Introdução: Desde que começou o cerco à Kobanê tenho dedicado várias horas por semana a 
entender e divulgar o máximo possível sobre essa revolução social iniciada numa combinação 
de Confederalismo Democrático e a Guerra Civil Síria. Enquanto militante, eu sempre estive 
envolvido com solidariedade internacional. Enquanto descendente árabe, eu sempre tentei 
procurar uma força de esquerda que combinasse ação direta e democracia interna. Enquanto 
acadêmico e professor de Geopolítica estudando a região por mais de 25 anos, Rojava é um 
sonho que se tornou realidade. Aqui eu começo a primeira de algumas entrevistas com 
organizações com real experiência nesse processo e na região. Nesta estou conversando com 
o Devrimci Anarşist Faaliyet (DAF, ou Ação Revolucionária Anarquista). Eles têm sido bem 
ativos nessa ação e entendem em detalhes todo o processo Curdo, tanto em Rojava quanto no 
interior das fronteiras do Estado Turco.

E&A- É possível entender o PKK (Partiya Karkerên Kurdistani, Partido Popular do Curdistão) 
como uma força político-militar remodelada pelo pensamento de seu líder histórico (e 
sentenciado a prisão perpétua) sendo transferida organicamente para toda a organização? 
Ainda, temos duas perguntas em sequência: Você pode imaginar a reprodução dessas ideias 
além de um culto à personalidade ao redor da imagem de Abdullah Ocalan (Apo)? E, seria 
possível universalizar as propostas do PKK-KCK (Koma Civakên Kurdistan, Grupo de 
Comunidades do Curdistão) além dos assuntos nacionais dos Curdos que ainda não foram 
resolvidos?

DAF- Nós temos de ver o assunto enquanto Movimento de Liberdade Curda. O PKK é uma 
organização do povo Curdo que vem lutando não apenas por 30 anos, mas centenas de anos. 
Especialmente após os anos 2000 o partido mudou sua ideologia, estratégia e 
característica. Assim, os críticos do movimento tem mesmo o mesmo vício de tomar o PKK 
como sendo o mesmo partido das décadas de 80 e 90. Apenas para lembrar, o PKK clamou pela 
liberdade não apenas para o povo Curdo, mas pela liberdade para todos os povos oprimidos 
no Oriente Médio. Pense sobre Rojava, PYD (Democratic Union Party, in Kurdish: Partiya 
Yekîtiya Demokrat), tem lutado não apenas pelos Curdos, mas pelos Ezidis, Turcomanos, 
Xiitas, Alauítas os quais o Daesh (ISIS, ISIL, EI, Estado Islâmico) quer destruir.

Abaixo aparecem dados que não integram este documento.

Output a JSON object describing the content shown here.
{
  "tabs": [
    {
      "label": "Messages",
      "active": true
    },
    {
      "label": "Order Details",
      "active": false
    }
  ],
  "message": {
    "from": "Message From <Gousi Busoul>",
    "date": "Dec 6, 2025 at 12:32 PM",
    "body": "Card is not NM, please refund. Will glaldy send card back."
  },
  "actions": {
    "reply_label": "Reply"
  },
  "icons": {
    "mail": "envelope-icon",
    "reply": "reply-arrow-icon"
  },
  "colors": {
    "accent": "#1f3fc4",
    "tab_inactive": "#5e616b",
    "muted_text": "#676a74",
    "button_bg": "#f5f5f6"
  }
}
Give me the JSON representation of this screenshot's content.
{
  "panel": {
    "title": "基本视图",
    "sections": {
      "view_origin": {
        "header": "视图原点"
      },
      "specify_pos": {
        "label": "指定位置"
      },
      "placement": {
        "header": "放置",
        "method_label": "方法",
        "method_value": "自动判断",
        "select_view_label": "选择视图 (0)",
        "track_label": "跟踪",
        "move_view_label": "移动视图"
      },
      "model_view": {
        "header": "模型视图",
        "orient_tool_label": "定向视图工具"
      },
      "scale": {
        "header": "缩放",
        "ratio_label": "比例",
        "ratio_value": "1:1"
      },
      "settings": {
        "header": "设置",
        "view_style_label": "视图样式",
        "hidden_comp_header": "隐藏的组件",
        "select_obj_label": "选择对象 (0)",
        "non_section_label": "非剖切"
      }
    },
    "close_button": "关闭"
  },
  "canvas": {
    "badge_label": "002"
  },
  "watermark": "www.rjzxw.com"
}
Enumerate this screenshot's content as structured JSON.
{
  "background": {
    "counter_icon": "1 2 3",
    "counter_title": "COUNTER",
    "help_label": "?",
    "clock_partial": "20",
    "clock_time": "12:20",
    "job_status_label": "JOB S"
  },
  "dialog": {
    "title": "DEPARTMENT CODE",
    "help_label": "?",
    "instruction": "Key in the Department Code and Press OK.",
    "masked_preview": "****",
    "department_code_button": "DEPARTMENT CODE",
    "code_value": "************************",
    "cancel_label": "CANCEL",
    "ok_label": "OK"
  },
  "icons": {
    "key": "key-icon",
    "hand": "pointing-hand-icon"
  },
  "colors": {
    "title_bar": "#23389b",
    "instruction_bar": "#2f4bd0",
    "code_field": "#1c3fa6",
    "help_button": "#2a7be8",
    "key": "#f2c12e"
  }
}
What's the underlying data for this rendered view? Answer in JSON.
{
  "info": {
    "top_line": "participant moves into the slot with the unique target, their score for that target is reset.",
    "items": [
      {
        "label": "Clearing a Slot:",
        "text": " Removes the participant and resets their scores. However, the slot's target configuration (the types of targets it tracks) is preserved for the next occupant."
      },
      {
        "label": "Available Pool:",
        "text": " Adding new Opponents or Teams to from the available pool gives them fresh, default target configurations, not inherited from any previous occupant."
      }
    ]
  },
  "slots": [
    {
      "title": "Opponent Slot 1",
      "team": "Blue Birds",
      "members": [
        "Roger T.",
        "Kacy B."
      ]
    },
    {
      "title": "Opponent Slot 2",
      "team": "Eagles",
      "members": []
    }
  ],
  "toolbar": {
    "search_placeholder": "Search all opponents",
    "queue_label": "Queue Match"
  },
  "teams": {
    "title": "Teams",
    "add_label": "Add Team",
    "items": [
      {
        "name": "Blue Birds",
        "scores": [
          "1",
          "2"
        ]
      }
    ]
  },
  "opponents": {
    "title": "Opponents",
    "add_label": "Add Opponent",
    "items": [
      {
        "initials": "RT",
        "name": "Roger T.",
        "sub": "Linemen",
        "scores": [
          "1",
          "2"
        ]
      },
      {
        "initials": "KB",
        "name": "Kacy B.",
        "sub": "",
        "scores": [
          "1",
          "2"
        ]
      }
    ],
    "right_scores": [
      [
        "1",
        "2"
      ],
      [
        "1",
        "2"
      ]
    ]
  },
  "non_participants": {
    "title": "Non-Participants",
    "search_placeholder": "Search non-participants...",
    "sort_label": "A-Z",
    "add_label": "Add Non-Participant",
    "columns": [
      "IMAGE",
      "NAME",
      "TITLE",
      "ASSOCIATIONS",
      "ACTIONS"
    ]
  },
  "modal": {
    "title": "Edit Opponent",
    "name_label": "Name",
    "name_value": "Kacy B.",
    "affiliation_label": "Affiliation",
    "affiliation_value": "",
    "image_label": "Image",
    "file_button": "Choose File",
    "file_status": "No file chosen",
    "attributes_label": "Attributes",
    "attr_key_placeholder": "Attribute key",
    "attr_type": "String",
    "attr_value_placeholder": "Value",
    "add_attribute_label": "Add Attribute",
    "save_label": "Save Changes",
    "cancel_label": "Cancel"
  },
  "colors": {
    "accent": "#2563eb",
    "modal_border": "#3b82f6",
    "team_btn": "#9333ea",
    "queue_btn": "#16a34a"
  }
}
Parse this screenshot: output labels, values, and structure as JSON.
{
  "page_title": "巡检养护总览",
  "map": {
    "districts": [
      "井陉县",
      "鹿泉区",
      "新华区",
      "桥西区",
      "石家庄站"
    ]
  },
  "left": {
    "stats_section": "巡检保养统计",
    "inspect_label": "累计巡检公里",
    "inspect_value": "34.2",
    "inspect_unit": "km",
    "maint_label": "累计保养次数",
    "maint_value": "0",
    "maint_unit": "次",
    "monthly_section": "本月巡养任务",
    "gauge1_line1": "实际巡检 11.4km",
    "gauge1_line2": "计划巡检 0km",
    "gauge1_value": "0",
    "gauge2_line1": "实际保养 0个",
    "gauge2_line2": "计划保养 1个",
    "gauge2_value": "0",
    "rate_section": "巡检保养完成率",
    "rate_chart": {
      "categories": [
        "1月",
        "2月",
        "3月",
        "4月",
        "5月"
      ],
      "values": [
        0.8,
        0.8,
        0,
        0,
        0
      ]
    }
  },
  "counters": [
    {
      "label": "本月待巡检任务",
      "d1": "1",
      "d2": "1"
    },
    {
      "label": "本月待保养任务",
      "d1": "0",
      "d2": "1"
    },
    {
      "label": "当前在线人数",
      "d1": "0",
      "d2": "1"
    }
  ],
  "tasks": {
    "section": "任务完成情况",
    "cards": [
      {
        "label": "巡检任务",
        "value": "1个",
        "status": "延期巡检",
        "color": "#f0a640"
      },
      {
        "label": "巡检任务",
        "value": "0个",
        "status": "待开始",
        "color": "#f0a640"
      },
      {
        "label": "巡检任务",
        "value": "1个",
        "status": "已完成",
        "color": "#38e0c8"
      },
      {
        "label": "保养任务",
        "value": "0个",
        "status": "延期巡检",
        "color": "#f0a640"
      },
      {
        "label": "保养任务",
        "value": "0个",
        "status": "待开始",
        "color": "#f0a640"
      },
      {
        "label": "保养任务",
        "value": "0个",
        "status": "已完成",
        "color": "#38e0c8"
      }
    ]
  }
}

E&A- É observável um problema estratégico para a revolução de Rojava. Eu explico: a 
fronteira viva e aquela que é possível ser usada como santuário está com o KRG (Governo 
Regional Curdo no Iraque), mesmo o epicentro da guerra estando em Kobanê. É observável que 
se não houver reforços dos peshmerges (forças profissionais do KRG), provavelmente a 
coalizão anti-ISIS liderada pelos EUA não bombardeará a posição dos jihadistas. Logo, a 
aliança entre PKK-PYD e o KDP (Partido Democrático do Curdistão, Partîya Demokrata 
Kurdistanê, ou PDK) e sua coalizão com Massoud Barzani a frente do gabinete do KRG poderia 
implicar numa inevitável aproximação com o Ocidente? É possível sobreviver enquanto 
processo revolucionário dependendo militarmente e fisicamente do KRG e do Ocidente?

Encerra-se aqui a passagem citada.